If the COMP pin is not pulled low fast enough and the voltage rises further, the OVP circuit acts as a second line of protection. When the voltage at the VO_SNS pin is more than 7.5% of the nominal value (> (V_REF + 0.19)), the OVP feature is activated. It stops the gate drive from switching as long as the voltage at the VO_SNS pin is above the nominal value (V_REF). This prevents the output DC voltage from going above 7.5% of the nominal value designed for, and protects the switch and other components of the system such as the boost capacitor.

7.4.1 Transition Mode Control

The boost converter, the most common topology used for power factor correction, can operate in two modes: continuous conduction code (CCM) and discontinuous conduction mode (DCM). Transition mode control, also referred to as critical conduction mode (CRM) or boundary conduction mode, maintains the converter at the boundary between CCM and DCM by adjusting the switching frequency.

The CRM converter typically uses a variation of hysteretic control, with the lower boundary equal to zero current. It is a variable frequency control technique that has inherently stable input current control while eliminating reverse recovery rectifier losses. As shown in Figure 17, the switch current is compared to the reference signal (output of the multiplier) directly. This control method has the advantage of simple implementation and good power factor correction.

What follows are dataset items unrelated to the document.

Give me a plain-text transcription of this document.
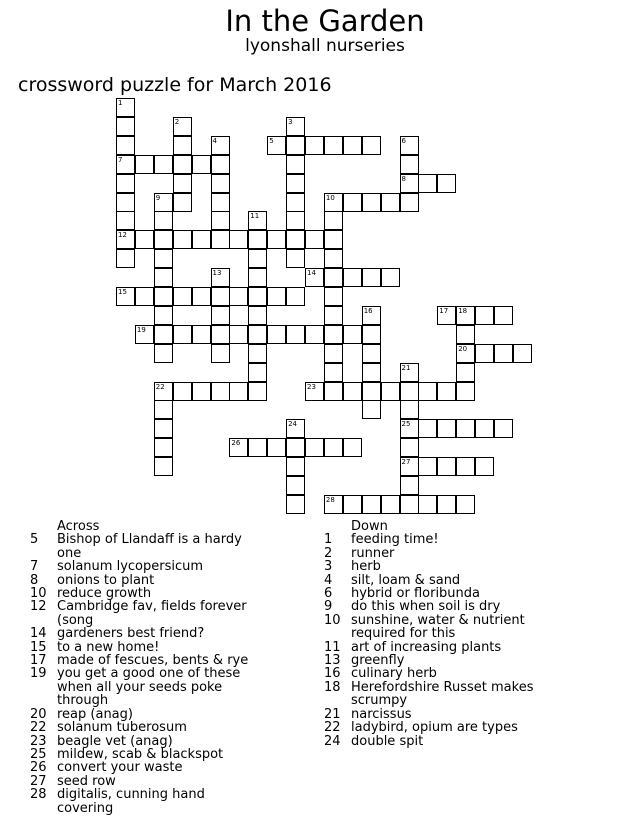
In the Garden
lyonshall nurseries
crossword puzzle for March 2016
1
7
12
2	3
4	5	6
8
9	10
11
13	14
15
16	17 18
20
19
21
25
27
22	23
24
26
28
Across
5	Bishop of Llandaff is a hardy one
7	solanum lycopersicum
8	onions to plant
10 reduce growth
12 Cambridge fav, fields forever (song
14 gardeners best friend?
15 to a new home!
17 made of fescues, bents & rye
19 you get a good one of these when all your seeds poke through
20 reap (anag)
22 solanum tuberosum
23 beagle vet (anag)
25 mildew, scab & blackspot
26 convert your waste
27 seed row
28 digitalis, cunning hand covering
Down
1	feeding time!
2	runner
3	herb
4	silt, loam & sand
6	hybrid or floribunda
9	do this when soil is dry
10 sunshine, water & nutrient required for this
11 art of increasing plants
13 greenfly
16 culinary herb
18 Herefordshire Russet makes scrumpy
21 narcissus
22 ladybird, opium are types
24 double spit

Figure 17. Basic Block Diagram of CRM Boost PFC

The power stage equations and the transfer functions of the CRM are the same as the CCM. However, implementations of the control functions are different. Transition mode forces the inductor current to operate just at the border of CCM and DCM. The current profile is also different, and affects the component power loss and filtering requirements. The peak current in the CRM boost is twice the amplitude of CCM, leading to higher conduction losses. The peak-to-peak ripple is twice the average current, which affects MOSFET switching losses and magnetics ac losses.

Figure 18. PFC Inductor Current Profiles

For low to medium power applications up to approximately 300 W, the CRM boost has an advantage in losses. The filtering requirement is not severe, and therefore is not a disadvantage. For medium to higher power applications, where the input filter requirements dominate the size of the magnetics, the CCM boost is a good choice due to lower peak currents (which reduces conduction losses) and lower ripple current (which reduces filter requirements). The main tradeoff in using CRM boost is lower losses due to no reverse recovery in the boost diode vs. higher ripple and peak currents.